10. Hukuk Dairesi 2015/93 E. , 2016/5225 K.
"İçtihat Metni"
Mahkemesi :İş Mahkemesi
Dava, ölüm aylığı bağlanarak yasal faiziyle birlikte ödenmesi istemine ilişkindir.
Mahkemece, davanın kabulüne karar verilmiştir.
Hükmün davalı SGK Başkanlığı avukatı tarafından temyiz edilmesi üzerine, temyiz isteğinin süresinde olduğu anlaşıldıktan ve Tetkik Hâkimi ... tarafından düzenlenen raporla dosyadaki kâğıtlar okunduktan sonra işin gereği düşünüldü ve aşağıdaki karar tespit edildi.
1-) Dosyadaki yazılara, toplanan delillere ve hükmün dayandığı gerektirici sebeplere göre, davalı Kurum vekilinin aşağıdaki bendin kapsamı dışında kalan temyiz itirazlarının reddi gerekir.

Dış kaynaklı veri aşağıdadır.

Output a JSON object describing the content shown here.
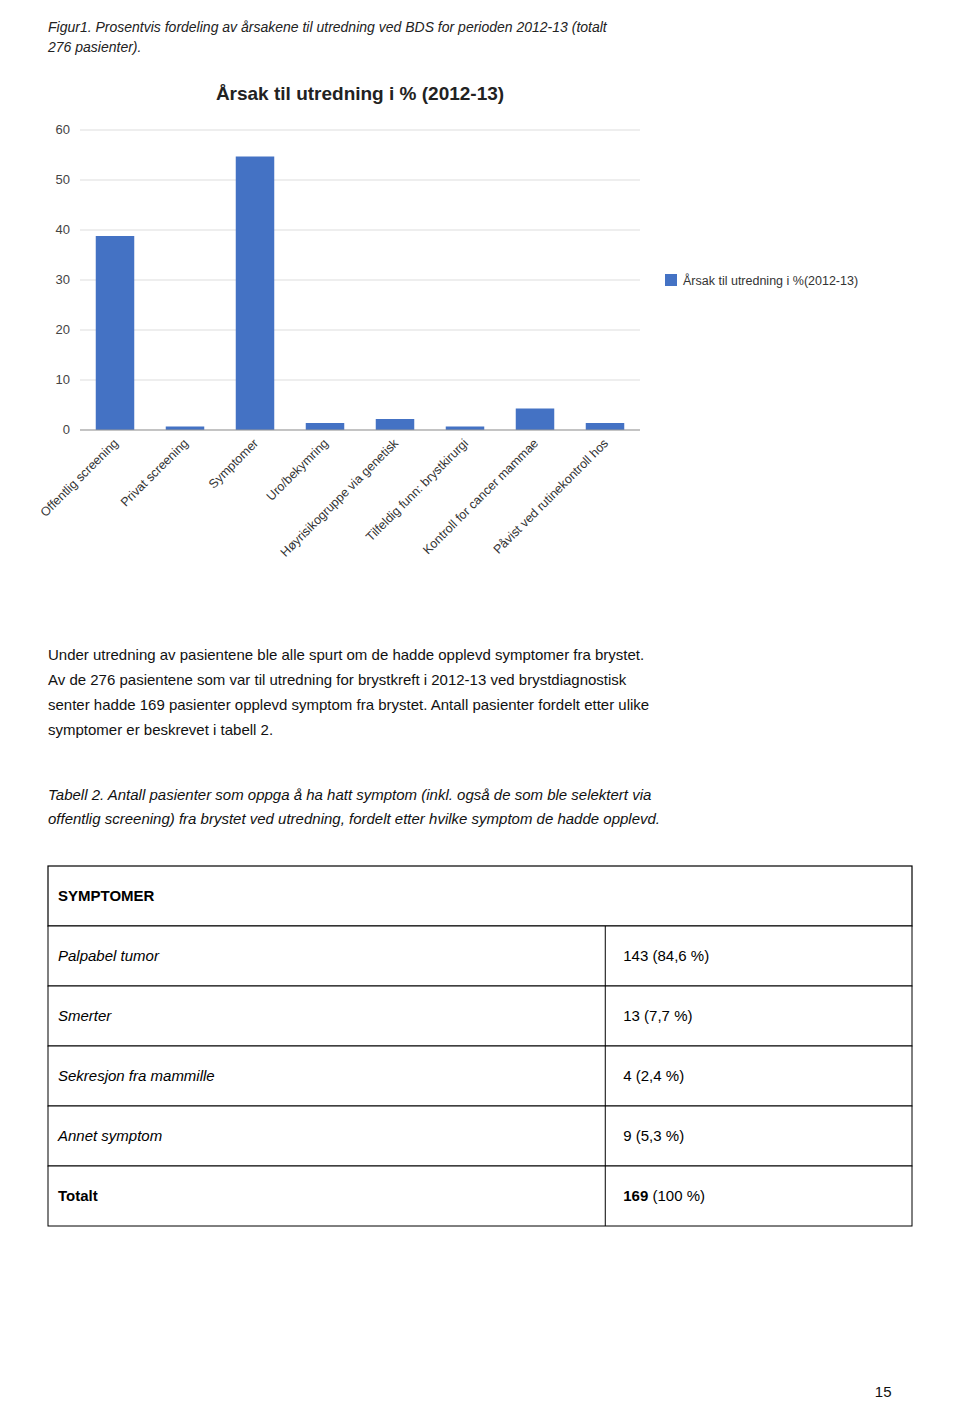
{
  "fig_title_lines": [
    "Figur1. Prosentvis fordeling av årsakene til utredning ved BDS for perioden 2012-13 (totalt",
    "276 pasienter)."
  ],
  "chart_data": {
    "type": "bar",
    "title": "Årsak til utredning i % (2012-13)",
    "categories": [
      "Offentlig screening",
      "Privat screening",
      "Symptomer",
      "Uro/bekymring",
      "Høyrisikogruppe via genetisk",
      "Tilfeldig funn: brystkirurgi",
      "Kontroll for cancer mammae",
      "Påvist ved rutinekontroll hos"
    ],
    "series": [
      {
        "name": "Årsak til utredning i %(2012-13)",
        "color": "#4472C4",
        "values": [
          38.8,
          0.7,
          54.7,
          1.4,
          2.2,
          0.7,
          4.3,
          1.4
        ]
      }
    ],
    "ylim": [
      0,
      60
    ],
    "yticks": [
      0,
      10,
      20,
      30,
      40,
      50,
      60
    ],
    "grid": true,
    "legend": "right"
  },
  "paragraph_lines": [
    "Under utredning av pasientene ble alle spurt om de hadde opplevd symptomer fra brystet.",
    "Av de 276 pasientene som var til utredning for brystkreft i 2012-13 ved brystdiagnostisk",
    "senter hadde 169 pasienter opplevd symptom fra brystet. Antall pasienter fordelt etter ulike",
    "symptomer er beskrevet i tabell 2."
  ],
  "caption_lines": [
    "Tabell 2. Antall pasienter som oppga å ha hatt symptom (inkl. også de som ble selektert via",
    "offentlig screening) fra brystet ved utredning, fordelt etter hvilke symptom de hadde opplevd."
  ],
  "table": {
    "header": "SYMPTOMER",
    "rows": [
      [
        "Palpabel tumor",
        "143 (84,6 %)"
      ],
      [
        "Smerter",
        "13 (7,7 %)"
      ],
      [
        "Sekresjon fra mammille",
        "4 (2,4 %)"
      ],
      [
        "Annet symptom",
        "9 (5,3 %)"
      ],
      [
        "Totalt",
        "169 (100 %)"
      ]
    ]
  },
  "page_number": "15"
}
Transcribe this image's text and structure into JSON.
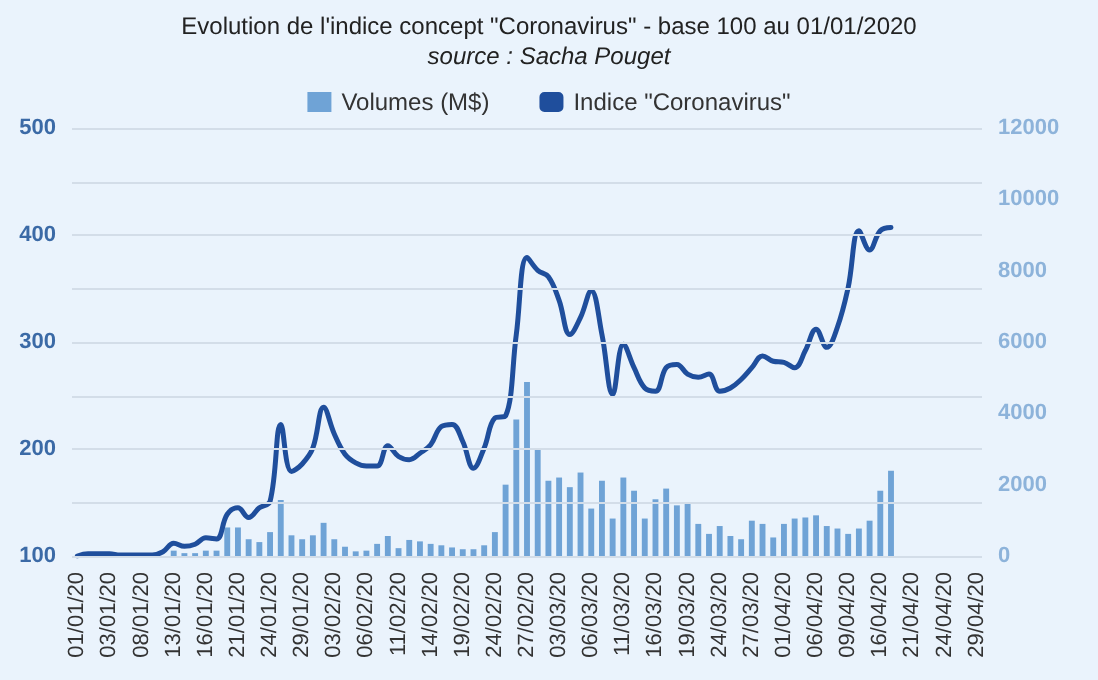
{
  "chart_data": {
    "type": "bar",
    "title": "Evolution de l'indice concept \"Coronavirus\" - base 100 au 01/01/2020",
    "subtitle": "source : Sacha Pouget",
    "categories": [
      "01/01/20",
      null,
      null,
      "03/01/20",
      null,
      null,
      "08/01/20",
      null,
      null,
      "13/01/20",
      null,
      null,
      "16/01/20",
      null,
      null,
      "21/01/20",
      null,
      null,
      "24/01/20",
      null,
      null,
      "29/01/20",
      null,
      null,
      "03/02/20",
      null,
      null,
      "06/02/20",
      null,
      null,
      "11/02/20",
      null,
      null,
      "14/02/20",
      null,
      null,
      "19/02/20",
      null,
      null,
      "24/02/20",
      null,
      null,
      "27/02/20",
      null,
      null,
      "03/03/20",
      null,
      null,
      "06/03/20",
      null,
      null,
      "11/03/20",
      null,
      null,
      "16/03/20",
      null,
      null,
      "19/03/20",
      null,
      null,
      "24/03/20",
      null,
      null,
      "27/03/20",
      null,
      null,
      "01/04/20",
      null,
      null,
      "06/04/20",
      null,
      null,
      "09/04/20",
      null,
      null,
      "16/04/20",
      null,
      null,
      "21/04/20",
      null,
      null,
      "24/04/20",
      null,
      null,
      "29/04/20"
    ],
    "series": [
      {
        "name": "Volumes (M$)",
        "axis": "y2",
        "color": "#6fa3d6",
        "values": [
          0,
          0,
          0,
          0,
          0,
          0,
          0,
          0,
          0,
          150,
          80,
          80,
          150,
          150,
          800,
          800,
          470,
          390,
          670,
          1570,
          580,
          470,
          580,
          930,
          470,
          260,
          130,
          150,
          340,
          560,
          220,
          450,
          410,
          340,
          300,
          240,
          190,
          190,
          300,
          670,
          2000,
          3830,
          4880,
          3010,
          2110,
          2200,
          1930,
          2340,
          1330,
          2110,
          1050,
          2200,
          1830,
          1050,
          1590,
          1890,
          1420,
          1510,
          900,
          620,
          840,
          560,
          470,
          990,
          900,
          520,
          900,
          1050,
          1080,
          1140,
          840,
          770,
          620,
          770,
          990,
          1830,
          2390,
          null,
          null,
          null,
          null,
          null,
          null,
          null,
          null
        ]
      },
      {
        "name": "Indice \"Coronavirus\"",
        "type": "line",
        "color": "#1f4e9c",
        "values": [
          100,
          102,
          102,
          102,
          101,
          101,
          101,
          101,
          104,
          112,
          109,
          111,
          117,
          116,
          139,
          145,
          136,
          145,
          151,
          223,
          179,
          186,
          201,
          239,
          214,
          195,
          187,
          184,
          184,
          203,
          193,
          190,
          196,
          204,
          221,
          223,
          207,
          182,
          201,
          229,
          231,
          307,
          379,
          367,
          361,
          339,
          307,
          323,
          348,
          307,
          251,
          298,
          276,
          257,
          254,
          276,
          279,
          270,
          267,
          270,
          254,
          257,
          265,
          276,
          287,
          282,
          281,
          276,
          292,
          312,
          295,
          314,
          351,
          404,
          386,
          404,
          407,
          null,
          null,
          null,
          null,
          null,
          null,
          null,
          null
        ]
      }
    ],
    "ylim": [
      100,
      500
    ],
    "yticks": [
      100,
      {
        "value": 150,
        "label": null
      },
      200,
      {
        "value": 250,
        "label": null
      },
      300,
      {
        "value": 350,
        "label": null
      },
      400,
      {
        "value": 450,
        "label": null
      },
      500
    ],
    "y2lim": [
      0,
      12000
    ],
    "y2ticks": [
      0,
      2000,
      4000,
      6000,
      8000,
      10000,
      12000
    ],
    "grid": "y",
    "legend": "top",
    "marker": "none",
    "line_style": "solid"
  }
}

2-) 26.10.1999 günü yaşamını yitiren sigortalı eşi üzerinden 1479 sayılı Kanun hükümleri gereğince kendisine ölüm aylığı bağlanan hak sahibi davacının 19.11.1999 tarihinde evlenip 30.09.2004 günü boşandığı, anılan olgunun davalı Kurumca 2005 yılının Mayıs ayında fark edilerek aylıklarının kesildiği, davacının 07.12.2005, 17.04.2009 ve 10.05.2011 tarihlerinde Kuruma başvurarak aylığının yeniden bağlanmasını talep etmesi üzerine aylığın 01.06.2011 günü itibarıyla tahsis edildiği, evli kalınan 19.11.1999 – 30.09.2004 döneminde yersiz ödenen aylıkların Kurumca yasal faiziyle birlikte tahsil edildiği anlaşılmaktadır.
Davanın yasal dayanaklarından olan 1479 sayılı Kanunun 41. maddesinde, sigortalının hak sahiplerine ölüm aylığının yazılı istemleri durumunda bağlanacağı, 43. maddesinde, hak sahibi kimselere bağlanacak aylıkların, ölümle aylığı hak kazandıkları tarihten sonraki aybaşından başlayacağı, hakkı doğuran olay tarihinden 5 yıl geçtikten sonra talepte bulunanların ölüm aylıklarının ise, talep tarihini izleyen aybaşından itibaren başlayacağı, 46. maddesinde, sigortalının dul eşi evlenirse aylığının kesileceği, aylığın kesilmesine yol açan evlenme son bulunca aylığın yeniden bağlanacağı belirtilmiştir.
Yukarıdaki açıklama ve yasal düzenlemeler ışığında dava değerlendirildiğinde, 30.09.2004 tarihinde boşandıktan sonra 5 yıllık hak düşürücü süre içerisinde yazılı istemde bulunan davacıya 01.10.2004 gününden itibaren aylık bağlanması gerektiği, 01.10.2004 – 27.05.2005 dönemi aylıklarının süresinde ödendiği, hak kazanılmasına karşın ödenmeyen aylıkların 27.05.2005 – 01.06.2011 dönemine ilişkin olduğu belirgin bulunmakla şu durumda anılan döneme ait aylıklar toplamı olan 29.797,37 TL.nin karar altına alınması gerekirken, mahkemece, aylığın 01.06.2011 tarihinde tahsis edildiğini göz ardı ederek Şubat/2012 dönemine kadar hesaplama yapan bilirkişinin hatalı raporuna dayanılarak fazla tutarın hüküm altına alınması, usul ve yasaya aykırı olup bozma nedenidir
Ne var ki bu aykırılığın giderilmesi yeniden yargılama yapılmasını gerektirmediğinden hüküm bozulmamalı, 6100 sayılı Hukuk Muhakemeleri Kanununun Geçici 3. maddesinin yollamasıyla 1086 sayılı Hukuk Usulü Muhakemeleri Kanununun 438. maddesi gereğince düzeltilerek onanmalıdır.
S O N U Ç : Hüküm fıkrasında yer alan “kabulü ile” sözcüklerinin çıkartılarak yerine “kısmen kabulüne” sözcüklerinin yazılmasına, hükmün 1 numaralı bendinde yer alan “31.790,43” rakamlarının çıkartılarak yerine “29.797,37” rakamlarının yazılmasına, 3 numaralı bendinde yer alan sözcüklerin çıkartılarak yerine “Avukatlık Asgari Ücret Tarifesi’ne göre belirlenen 3.575,70 TL. avukatlık ücretinin davalı Kurumdan alınarak davacıya, 1.500,00 TL. avukatlık ücretinin de davacıdan alınarak davalı Kuruma verilmesine,” sözcüklerinin yazılmasına, 4 numaralı bendinde yer alan “giderinin davalı taraftan alınarak davacı tarafa ödenmesine” sözcüklerinin çıkartılarak yerine “giderinden tarafların haklılık payları gözetilerek takdiren 281,00 TL.sinin davalı Kurumdan alınarak davacıya verilmesine ve kalan tutarın davacı üzerinde bırakılmasına” sözcüklerinin yazılmasına ve bu şekliyle hükmün DÜZELTİLEREK ONANMASINA, 07.04.2016 gününde oybirliğiyle karar verildi.